The hollow back is often the result of or associated with shortened hip flexors, which tilt the pelvis forward (at the top). Without eliminating the causative shortening, the hollow back is unlikely to be alleviated. On the other hand, hyperlordosis of the lumbar spine, for example in the context of a head-up dog pose, urdhva dhanurasana (back arch) or setu bandha sarvangasana, is not capable of causing any damage to a back that is not already massively damaged. It will, however, increase the tone of the lumbar spine-accompanying autochthonous back muscles a little, so that the performer may seek compensation.

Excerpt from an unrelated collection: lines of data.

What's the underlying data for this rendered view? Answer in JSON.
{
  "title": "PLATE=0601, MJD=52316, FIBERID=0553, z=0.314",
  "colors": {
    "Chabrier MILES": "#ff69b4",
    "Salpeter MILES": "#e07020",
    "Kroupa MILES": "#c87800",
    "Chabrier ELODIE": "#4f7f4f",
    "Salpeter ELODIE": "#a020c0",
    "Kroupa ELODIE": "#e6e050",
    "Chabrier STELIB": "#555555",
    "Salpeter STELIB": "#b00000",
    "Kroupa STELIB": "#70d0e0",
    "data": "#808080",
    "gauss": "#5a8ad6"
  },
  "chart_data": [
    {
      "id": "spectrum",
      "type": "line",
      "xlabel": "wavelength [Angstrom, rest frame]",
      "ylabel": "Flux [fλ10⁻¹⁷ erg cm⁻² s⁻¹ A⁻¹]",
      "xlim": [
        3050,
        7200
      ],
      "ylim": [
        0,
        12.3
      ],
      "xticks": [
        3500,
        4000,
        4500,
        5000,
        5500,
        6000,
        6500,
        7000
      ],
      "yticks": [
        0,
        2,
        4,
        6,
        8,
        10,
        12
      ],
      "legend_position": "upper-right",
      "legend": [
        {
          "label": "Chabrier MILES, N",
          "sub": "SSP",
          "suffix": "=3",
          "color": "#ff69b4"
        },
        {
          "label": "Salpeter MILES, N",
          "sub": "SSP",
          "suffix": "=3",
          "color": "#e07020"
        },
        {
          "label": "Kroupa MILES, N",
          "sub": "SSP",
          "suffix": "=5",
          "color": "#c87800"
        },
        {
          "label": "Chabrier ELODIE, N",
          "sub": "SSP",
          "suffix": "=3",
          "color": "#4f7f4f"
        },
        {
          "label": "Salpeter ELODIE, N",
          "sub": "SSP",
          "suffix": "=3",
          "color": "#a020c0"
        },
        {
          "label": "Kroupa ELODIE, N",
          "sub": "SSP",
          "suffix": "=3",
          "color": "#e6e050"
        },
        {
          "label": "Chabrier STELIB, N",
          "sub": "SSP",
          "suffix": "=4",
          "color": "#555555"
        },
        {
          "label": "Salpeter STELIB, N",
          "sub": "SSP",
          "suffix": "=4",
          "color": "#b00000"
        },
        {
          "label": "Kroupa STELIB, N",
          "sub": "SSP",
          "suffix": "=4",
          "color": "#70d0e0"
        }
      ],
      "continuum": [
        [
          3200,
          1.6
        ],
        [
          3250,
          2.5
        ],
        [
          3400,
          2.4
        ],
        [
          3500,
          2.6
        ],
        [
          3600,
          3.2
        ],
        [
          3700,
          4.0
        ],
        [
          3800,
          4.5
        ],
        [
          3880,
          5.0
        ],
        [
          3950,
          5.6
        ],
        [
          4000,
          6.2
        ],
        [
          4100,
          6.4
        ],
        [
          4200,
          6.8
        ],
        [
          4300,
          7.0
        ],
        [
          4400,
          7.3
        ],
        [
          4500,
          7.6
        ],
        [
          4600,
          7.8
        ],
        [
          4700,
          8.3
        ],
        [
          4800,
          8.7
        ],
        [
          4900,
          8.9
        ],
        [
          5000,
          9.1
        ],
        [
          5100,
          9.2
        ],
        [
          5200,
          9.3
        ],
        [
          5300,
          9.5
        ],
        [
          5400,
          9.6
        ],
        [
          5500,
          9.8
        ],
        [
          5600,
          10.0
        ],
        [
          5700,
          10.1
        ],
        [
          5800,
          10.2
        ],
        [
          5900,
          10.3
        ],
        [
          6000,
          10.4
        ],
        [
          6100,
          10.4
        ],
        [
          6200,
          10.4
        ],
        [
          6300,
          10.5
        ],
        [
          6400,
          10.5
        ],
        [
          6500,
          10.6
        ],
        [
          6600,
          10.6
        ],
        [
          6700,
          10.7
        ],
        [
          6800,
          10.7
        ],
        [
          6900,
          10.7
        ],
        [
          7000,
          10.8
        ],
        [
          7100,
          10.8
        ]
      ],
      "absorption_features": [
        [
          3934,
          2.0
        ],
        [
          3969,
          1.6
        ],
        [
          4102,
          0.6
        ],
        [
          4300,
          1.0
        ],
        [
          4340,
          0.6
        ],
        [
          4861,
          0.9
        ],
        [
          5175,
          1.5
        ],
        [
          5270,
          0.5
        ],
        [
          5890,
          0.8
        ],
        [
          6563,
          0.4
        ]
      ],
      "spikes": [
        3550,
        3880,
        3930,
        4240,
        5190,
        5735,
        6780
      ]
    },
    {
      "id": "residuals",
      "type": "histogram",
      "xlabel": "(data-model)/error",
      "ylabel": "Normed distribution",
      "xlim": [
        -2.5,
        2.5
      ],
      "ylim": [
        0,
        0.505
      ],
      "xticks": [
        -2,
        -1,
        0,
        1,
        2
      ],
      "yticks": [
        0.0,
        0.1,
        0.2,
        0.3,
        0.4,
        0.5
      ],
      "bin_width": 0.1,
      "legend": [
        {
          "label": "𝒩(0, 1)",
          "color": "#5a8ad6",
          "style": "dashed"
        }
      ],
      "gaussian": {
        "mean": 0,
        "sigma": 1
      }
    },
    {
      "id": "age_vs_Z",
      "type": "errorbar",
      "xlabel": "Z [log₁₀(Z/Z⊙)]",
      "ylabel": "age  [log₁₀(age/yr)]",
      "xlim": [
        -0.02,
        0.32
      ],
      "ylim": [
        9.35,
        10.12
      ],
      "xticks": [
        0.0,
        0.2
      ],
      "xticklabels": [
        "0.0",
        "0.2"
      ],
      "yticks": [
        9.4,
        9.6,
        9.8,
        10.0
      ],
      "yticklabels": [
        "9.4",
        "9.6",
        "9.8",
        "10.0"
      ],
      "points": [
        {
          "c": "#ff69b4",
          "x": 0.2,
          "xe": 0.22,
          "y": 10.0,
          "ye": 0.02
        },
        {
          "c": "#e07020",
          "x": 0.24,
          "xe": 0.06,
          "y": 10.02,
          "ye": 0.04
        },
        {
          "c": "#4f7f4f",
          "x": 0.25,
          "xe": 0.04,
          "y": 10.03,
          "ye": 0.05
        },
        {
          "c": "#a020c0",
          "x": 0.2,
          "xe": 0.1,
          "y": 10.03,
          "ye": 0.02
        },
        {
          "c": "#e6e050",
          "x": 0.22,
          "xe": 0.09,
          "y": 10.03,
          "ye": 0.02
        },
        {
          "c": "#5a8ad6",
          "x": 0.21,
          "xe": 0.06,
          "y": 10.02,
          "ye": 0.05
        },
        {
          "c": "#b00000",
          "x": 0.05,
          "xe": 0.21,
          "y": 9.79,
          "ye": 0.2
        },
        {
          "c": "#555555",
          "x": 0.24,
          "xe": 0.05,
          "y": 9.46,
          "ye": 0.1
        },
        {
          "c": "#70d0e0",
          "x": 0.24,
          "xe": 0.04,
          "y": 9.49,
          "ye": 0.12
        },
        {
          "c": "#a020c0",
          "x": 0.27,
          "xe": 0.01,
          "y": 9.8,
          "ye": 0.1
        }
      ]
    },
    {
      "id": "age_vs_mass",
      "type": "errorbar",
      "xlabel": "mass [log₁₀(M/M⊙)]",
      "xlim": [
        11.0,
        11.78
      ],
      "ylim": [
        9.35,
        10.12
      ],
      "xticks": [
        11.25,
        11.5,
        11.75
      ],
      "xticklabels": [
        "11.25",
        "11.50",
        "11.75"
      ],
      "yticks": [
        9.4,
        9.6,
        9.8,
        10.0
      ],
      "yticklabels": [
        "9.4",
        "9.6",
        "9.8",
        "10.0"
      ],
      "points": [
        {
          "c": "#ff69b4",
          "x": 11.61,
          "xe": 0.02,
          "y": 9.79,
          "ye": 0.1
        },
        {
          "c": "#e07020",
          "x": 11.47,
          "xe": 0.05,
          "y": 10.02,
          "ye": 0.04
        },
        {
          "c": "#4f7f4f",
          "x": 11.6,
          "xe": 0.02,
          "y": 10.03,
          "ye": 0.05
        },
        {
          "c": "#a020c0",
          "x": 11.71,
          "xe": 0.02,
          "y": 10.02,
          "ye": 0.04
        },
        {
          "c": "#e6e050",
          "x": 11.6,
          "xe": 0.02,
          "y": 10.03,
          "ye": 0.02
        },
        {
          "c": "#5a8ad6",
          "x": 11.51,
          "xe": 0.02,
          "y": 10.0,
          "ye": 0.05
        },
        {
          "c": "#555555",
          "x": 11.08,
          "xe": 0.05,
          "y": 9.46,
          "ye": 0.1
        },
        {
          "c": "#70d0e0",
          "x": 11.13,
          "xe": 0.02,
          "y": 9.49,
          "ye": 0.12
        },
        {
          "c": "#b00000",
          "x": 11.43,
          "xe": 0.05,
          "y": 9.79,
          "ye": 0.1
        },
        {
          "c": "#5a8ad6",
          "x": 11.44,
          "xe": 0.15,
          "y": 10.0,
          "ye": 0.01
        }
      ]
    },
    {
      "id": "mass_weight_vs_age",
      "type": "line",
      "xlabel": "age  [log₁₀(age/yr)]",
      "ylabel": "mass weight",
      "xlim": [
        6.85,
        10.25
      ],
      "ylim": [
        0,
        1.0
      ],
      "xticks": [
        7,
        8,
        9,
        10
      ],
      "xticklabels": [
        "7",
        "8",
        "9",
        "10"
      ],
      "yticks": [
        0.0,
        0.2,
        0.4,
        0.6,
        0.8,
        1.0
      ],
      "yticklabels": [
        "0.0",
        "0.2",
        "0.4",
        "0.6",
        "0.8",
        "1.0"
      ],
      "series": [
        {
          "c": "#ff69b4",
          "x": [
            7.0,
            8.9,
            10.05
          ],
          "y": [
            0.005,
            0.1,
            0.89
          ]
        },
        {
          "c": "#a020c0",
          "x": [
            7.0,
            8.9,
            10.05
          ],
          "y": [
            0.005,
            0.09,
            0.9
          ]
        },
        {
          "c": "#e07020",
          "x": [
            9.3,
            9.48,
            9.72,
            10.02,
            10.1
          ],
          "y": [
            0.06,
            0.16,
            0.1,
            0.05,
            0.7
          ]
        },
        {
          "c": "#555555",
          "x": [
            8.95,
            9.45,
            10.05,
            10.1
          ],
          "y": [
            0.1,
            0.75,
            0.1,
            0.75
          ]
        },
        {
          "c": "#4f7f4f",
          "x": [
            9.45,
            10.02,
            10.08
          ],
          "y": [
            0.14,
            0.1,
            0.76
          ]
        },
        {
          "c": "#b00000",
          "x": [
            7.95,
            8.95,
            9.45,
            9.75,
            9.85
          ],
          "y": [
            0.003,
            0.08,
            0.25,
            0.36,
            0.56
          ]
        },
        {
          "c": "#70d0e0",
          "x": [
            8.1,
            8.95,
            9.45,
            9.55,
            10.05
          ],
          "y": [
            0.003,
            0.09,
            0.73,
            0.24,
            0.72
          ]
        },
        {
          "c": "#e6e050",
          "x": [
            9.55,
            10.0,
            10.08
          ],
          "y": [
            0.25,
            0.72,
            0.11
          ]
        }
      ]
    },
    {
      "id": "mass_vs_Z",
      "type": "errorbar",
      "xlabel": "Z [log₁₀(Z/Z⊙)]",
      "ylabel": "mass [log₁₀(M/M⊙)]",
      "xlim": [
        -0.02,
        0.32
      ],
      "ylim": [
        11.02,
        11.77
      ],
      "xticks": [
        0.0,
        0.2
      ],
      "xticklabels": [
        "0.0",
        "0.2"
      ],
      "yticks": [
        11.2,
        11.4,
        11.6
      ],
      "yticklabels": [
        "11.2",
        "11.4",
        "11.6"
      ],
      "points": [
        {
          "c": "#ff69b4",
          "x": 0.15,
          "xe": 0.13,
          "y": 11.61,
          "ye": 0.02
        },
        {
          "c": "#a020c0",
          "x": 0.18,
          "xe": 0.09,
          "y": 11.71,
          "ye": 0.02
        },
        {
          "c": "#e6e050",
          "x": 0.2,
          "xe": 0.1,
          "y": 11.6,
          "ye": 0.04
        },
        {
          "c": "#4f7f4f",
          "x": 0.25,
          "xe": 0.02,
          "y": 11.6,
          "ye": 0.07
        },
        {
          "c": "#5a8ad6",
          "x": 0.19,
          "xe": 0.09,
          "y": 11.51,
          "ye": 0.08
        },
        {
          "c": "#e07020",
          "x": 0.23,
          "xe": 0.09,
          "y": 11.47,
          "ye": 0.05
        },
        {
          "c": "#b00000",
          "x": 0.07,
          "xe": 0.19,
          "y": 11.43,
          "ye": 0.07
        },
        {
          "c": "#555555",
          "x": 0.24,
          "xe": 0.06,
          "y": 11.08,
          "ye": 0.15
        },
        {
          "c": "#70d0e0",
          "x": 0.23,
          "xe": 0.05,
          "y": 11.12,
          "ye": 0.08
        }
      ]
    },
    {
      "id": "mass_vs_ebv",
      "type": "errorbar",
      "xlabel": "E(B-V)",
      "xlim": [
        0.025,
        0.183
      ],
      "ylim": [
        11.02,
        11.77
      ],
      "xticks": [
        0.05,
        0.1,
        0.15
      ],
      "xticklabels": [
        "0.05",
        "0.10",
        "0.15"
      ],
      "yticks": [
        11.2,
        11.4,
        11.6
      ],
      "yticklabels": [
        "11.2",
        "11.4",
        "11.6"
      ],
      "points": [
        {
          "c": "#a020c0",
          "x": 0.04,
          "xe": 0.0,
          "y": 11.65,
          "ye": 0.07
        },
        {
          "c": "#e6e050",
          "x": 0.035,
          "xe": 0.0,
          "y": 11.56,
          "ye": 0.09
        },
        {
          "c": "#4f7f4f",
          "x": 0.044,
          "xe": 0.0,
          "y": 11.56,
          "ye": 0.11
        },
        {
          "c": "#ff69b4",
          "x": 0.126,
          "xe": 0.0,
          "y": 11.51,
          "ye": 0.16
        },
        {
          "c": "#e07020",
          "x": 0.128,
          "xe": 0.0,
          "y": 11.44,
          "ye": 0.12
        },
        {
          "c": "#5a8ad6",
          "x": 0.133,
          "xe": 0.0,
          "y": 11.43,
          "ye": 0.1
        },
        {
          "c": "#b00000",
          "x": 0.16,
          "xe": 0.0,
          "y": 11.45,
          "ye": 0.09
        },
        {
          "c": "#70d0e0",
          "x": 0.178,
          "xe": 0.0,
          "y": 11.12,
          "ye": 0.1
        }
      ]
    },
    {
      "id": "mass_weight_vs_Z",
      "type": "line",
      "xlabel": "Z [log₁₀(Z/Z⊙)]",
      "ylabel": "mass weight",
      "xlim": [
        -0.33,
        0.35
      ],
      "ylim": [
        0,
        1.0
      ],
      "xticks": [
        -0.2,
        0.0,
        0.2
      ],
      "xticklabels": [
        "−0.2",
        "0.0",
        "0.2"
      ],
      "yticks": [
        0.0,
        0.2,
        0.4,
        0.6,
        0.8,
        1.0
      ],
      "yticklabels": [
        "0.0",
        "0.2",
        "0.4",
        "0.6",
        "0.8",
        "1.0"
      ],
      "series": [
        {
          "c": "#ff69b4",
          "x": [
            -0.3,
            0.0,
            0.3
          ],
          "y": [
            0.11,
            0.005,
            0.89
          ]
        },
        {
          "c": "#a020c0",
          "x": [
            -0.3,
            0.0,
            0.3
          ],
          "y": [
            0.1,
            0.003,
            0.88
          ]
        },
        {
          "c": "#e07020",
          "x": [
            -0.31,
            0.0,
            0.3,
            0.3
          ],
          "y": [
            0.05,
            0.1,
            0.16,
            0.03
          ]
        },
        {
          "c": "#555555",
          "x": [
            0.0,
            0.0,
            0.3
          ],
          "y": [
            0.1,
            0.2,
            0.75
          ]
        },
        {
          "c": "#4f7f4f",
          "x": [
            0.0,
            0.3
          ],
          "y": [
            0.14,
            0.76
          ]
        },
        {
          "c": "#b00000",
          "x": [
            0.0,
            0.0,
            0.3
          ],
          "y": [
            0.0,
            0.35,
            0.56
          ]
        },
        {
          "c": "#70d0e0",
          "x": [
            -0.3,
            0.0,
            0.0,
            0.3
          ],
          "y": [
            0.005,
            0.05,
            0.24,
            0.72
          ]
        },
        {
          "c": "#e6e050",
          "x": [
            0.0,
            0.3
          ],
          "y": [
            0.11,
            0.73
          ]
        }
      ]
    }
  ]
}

For many people, it is not easy to feel whether they have/make a hollow back in any posture. This applies to sitting and standing or walking, but even more so to more unusual postures, especially if they involve hip flexion and extension of the back. If it is possible to palpate the spinous processes with the fingers of one hand, it is easier to make a statement. If the spinous processes protrude (visually or palpably) from the back, it can be assumed that the opposite of lordosis is present, namely kyphosis. If they do not protrude visibly, there are still many possibilities: a steep position of the spine, a physiological lordosis or a hyperlordosis. If the pelvis is now tilted alternately in both directions in the hip joints, it can usually be assumed that there is no hyperlordosis up to the point at which there is a noticeable increase in the tone of the muscles of the lumbar spine. If you go back a little from the point at which the noticeable increase in tone occurs in the direction of the straight back, you will find the physiological lordosis, or if you do not want to assume a single exact angle as physiological, the interval that can be regarded as physiological with a blurred edge. This method can be used in most postures and is also practicable for people with even less pronounced body awareness.